「46年目の光―視力を取り戻した男の奇跡の人生」ロバート・カーソン(NTT出版)



 
 3歳の時に、事故で視力を失った男、マイク・メイ。かれは両親の理解のもと、障害に臆することなく人生に挑戦を続け、障害者スキーの世界選手権で3つの金メダルを獲得し、実業家としても次々にアイデアを生み、美しい妻と二人の子供の父親として、「視力のある人生は素晴らしい。けれど、視力のない人生も素晴らしいものです」とスピーチすることをためらわない男だった。そんなかれが46歳のときに、思わぬニュースがもたらされる。視力を取り戻すことが出来るというのだ。マイクはためらう。いまの人生を満ち足りたものとして考えていたかれにとって、それは、まるで目の見える人が五感以外の新しい能力を授けてあげようと云われたのと同じことだった。いまが幸せなのに、リスクを負ってまで、さらに新しい能力を得ることにどれだけの価値があるのだろうか。ぎりぎりまで悩んだ末に、マイクはたったひとつのプラスの要素、すなわち、視覚とはどういうものなのかを知るチャンスに対する自分自身の好奇心に賭けて、手術を受けることを決める。その結果、かれが得たものは…。
 実話を基にしたノンフィクションです。が、わたしは最初てっきりその本人が書いた一人称による独白ものかと思っていたので、それが三人称による小説のようなかたちで始まったので、戸惑いました。しかし、手術前後のマイクの現在進行形の人生と、これまでのかれの経歴が交互に挟み込まれてゆく前半の構成により、手術に至るまでのマイクという人物のキャラクターが、読み手にしっかりと伝わってきて、すぐに気にならなくなりました。かれがどういう人間か、なにを喜びとして生きがいとしているのか。それが理解できたうえで、かれが手術の結果にどう対応し、新しい経験をどう受け止めたかを知ることが、強い感慨をうみます。マイク自身は、(日本人からしたら、ということなのかもしれませんが)強烈な個性の持ち主で、小説の主人公のようなくっきりとした信念と人生経験の持ち主です。何事にも挑むことをためらわないこと。そんなかれだからこそ、視覚を取り戻す手術のあとに訪れた困難にも立ち向かうことが出来たのだと自然に納得できます。それは、一人称でないこの語り口のおかげかもしれません。

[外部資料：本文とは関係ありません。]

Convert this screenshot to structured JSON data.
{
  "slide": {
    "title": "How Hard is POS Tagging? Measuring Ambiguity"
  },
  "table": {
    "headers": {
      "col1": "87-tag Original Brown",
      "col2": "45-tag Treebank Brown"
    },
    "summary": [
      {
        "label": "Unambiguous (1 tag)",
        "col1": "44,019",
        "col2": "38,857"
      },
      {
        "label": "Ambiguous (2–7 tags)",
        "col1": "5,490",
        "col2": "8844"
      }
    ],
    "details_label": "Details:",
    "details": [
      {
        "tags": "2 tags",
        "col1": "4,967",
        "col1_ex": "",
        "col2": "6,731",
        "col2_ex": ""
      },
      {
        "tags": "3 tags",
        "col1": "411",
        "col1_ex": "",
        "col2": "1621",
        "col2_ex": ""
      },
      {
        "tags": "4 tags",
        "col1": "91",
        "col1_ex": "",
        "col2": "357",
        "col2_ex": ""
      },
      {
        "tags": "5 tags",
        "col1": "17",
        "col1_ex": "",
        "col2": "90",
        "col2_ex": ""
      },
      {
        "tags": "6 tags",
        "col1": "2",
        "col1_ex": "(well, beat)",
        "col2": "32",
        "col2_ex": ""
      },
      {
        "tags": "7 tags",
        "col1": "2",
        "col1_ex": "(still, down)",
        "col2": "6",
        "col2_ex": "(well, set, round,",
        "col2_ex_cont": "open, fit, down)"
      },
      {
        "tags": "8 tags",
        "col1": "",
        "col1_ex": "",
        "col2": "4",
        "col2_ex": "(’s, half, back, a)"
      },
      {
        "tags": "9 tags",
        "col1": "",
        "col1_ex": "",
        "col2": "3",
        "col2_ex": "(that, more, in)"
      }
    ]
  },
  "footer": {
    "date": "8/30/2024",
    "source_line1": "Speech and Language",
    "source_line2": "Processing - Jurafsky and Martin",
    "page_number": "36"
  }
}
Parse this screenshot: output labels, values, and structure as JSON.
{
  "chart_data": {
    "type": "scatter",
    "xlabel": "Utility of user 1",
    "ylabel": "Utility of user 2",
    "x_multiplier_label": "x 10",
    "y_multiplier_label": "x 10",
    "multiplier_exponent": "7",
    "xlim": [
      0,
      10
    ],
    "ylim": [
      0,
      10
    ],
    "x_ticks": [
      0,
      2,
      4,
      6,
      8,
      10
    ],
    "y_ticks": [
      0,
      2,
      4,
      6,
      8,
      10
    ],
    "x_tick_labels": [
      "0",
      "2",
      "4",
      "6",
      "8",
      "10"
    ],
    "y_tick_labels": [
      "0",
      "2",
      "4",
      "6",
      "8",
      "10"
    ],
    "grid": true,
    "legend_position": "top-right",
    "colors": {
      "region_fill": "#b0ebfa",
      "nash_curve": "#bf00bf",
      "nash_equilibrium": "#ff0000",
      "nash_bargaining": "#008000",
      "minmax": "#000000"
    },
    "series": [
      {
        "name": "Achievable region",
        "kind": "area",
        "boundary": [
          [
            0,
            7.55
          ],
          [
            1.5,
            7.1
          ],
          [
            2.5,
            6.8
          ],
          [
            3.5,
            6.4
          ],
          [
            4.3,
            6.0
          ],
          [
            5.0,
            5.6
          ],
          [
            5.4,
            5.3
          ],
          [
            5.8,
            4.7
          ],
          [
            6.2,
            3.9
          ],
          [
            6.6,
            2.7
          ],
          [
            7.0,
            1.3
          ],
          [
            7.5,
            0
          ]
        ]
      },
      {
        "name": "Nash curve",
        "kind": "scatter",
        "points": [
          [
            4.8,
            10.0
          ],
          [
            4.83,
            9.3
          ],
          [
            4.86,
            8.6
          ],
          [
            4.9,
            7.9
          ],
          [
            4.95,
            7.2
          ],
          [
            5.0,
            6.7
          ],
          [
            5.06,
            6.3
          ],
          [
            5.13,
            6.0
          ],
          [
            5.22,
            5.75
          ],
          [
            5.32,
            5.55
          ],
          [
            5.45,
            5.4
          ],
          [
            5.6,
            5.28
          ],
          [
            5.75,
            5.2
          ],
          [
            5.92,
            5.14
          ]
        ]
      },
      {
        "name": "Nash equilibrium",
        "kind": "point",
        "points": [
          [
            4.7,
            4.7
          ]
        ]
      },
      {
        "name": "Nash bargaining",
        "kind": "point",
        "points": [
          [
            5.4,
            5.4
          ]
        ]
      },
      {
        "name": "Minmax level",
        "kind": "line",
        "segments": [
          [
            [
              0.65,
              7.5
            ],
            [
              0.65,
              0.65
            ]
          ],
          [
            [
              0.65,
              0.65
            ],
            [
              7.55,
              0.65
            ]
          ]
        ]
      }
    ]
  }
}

 そう、マイクは手術の結果、視覚を取り戻すことが出来ました。しかし、これまでの、全盲の状態から視力を回復した人々のほとんどすべてを襲った失望と絶望も、マイクは受け取ることになったのです。それがどのような種類のことであるか、またどのようにマイクがそれを克服して受け入れていくことが出来たのかについては、それが一番の読みどころなので、ぜひ、実際に本を読んで欲しいです。「見る」ということに関して、本当の問題は視覚だけでなく脳にもあるのだということが良く分ります。そのことに関しても、豊富な図版が収録されており、自分の目でそれを見て、己の脳の不思議な働きを知ることが出来ます。実際、わたしたちは目を閉じたとしても、本当の意味で目の見えないひとの気持を理解することはできません。その隔絶した感じをうまく乗り越えることに、この本は成功していると思います。
 冒頭に掲げられた哲学者のキルケゴールの言葉通り「勇気をもって挑戦すれば、一時的に足場を失う。だが挑戦しなければ、自分自身を失う」という言葉のままに、人生に挑み続けるマイクの姿勢は、とても果敢で、わたしとしてはこれがアメリカン・スピリットだなと思えるものでした。視覚障害に何の興味もなくとも、マイクという主人公の個性と経歴を読んでいくだけで、なみの小説よりもエキサイティングな読書体験を得られると思います。また、人間の脳の働き、なにかを失い、また得るということへの普遍的な人間心理についても、何かしら感じることがあるのではないでしょうか。